Decals or transfers are a great way to add detail to your miniatures without all that complicated freehand painting. Curved surfaces such as shoulder pads can, however, add complications such as the decal not sitting flash against the surface or having folds. Fortunately, there’s a way around this.
I use Decal Medium and Decal Fix from Vallejo, but MicroSol and MicroSet are also widely used alternatives that give you the same result. The theory is that the medium softens the decal while the fix keeps it in place.
Step 1: Preparation
I’m going to put a decal on this Salamander’s shoulder pad. First up, the area needs to be prepared. A layer of gloss varnish gives a smoother surface for the decal to sit on. Don’t worry about it making the surface shiny – we deal with that later.
Step 2: Add the Decal
Soak the decal in water and slide it onto the glossy surface. Then let it dry! You may be able to see a ridge around the edge of the decal and some folds on its surface where it doesn’t sit flush against the pad.
Step 3: Decal Medium
Here’s where the magic comes in. Decal Medium softens the decal, pushing it flat against the surface of the shoulder pad. You don’t need much, just cover the decal and let it dry. If you can still see folds in the decal, add another layer and let it dry.
Step 4: Decal Fix
Now that the decal sits against its surface and the folds have disappeared, you’ll want to make sure it stays there.
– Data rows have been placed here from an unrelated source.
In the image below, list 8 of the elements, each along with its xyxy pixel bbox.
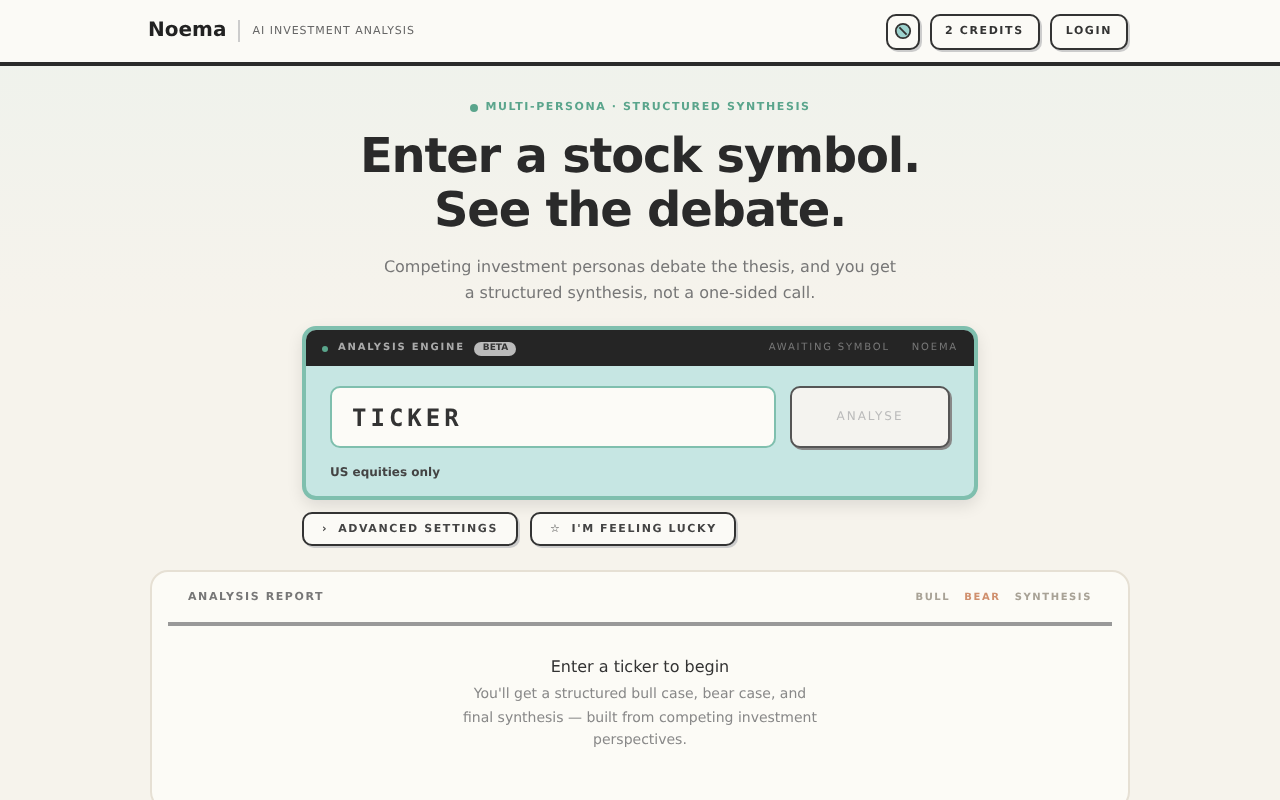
headline: Enter a stock symbol. See the debate. <box>359 130 921 238</box>
empty-title: Enter a ticker to begin <box>550 658 730 676</box>
ticker-field[interactable]: TICKER <box>330 386 776 448</box>
lens-button[interactable] <box>885 13 920 49</box>
subtitle: Competing investment personas debate the thesis, and you get a structured synthesis, not a one-sided call. <box>381 256 899 306</box>
lens-icon <box>893 22 912 40</box>
brand-logo[interactable]: Noema <box>148 20 241 42</box>
status-dot <box>322 345 328 351</box>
Add a layer of Vallejo Decal Fix over the decal. Parts of the pad will look a bit washed out and patchy after this. Don’t worry, we’ll fix it in the next step.
Step 5: Tidying Up
To finish, we’re just going to add a layer of the shoulder pad’s base colour. This is the only part where you need to be really careful. Paint the whole pad right up to the edge of the detail of the decal. This gives a smooth transition between pad and decal, making it look more like it was painted on rather than a decal.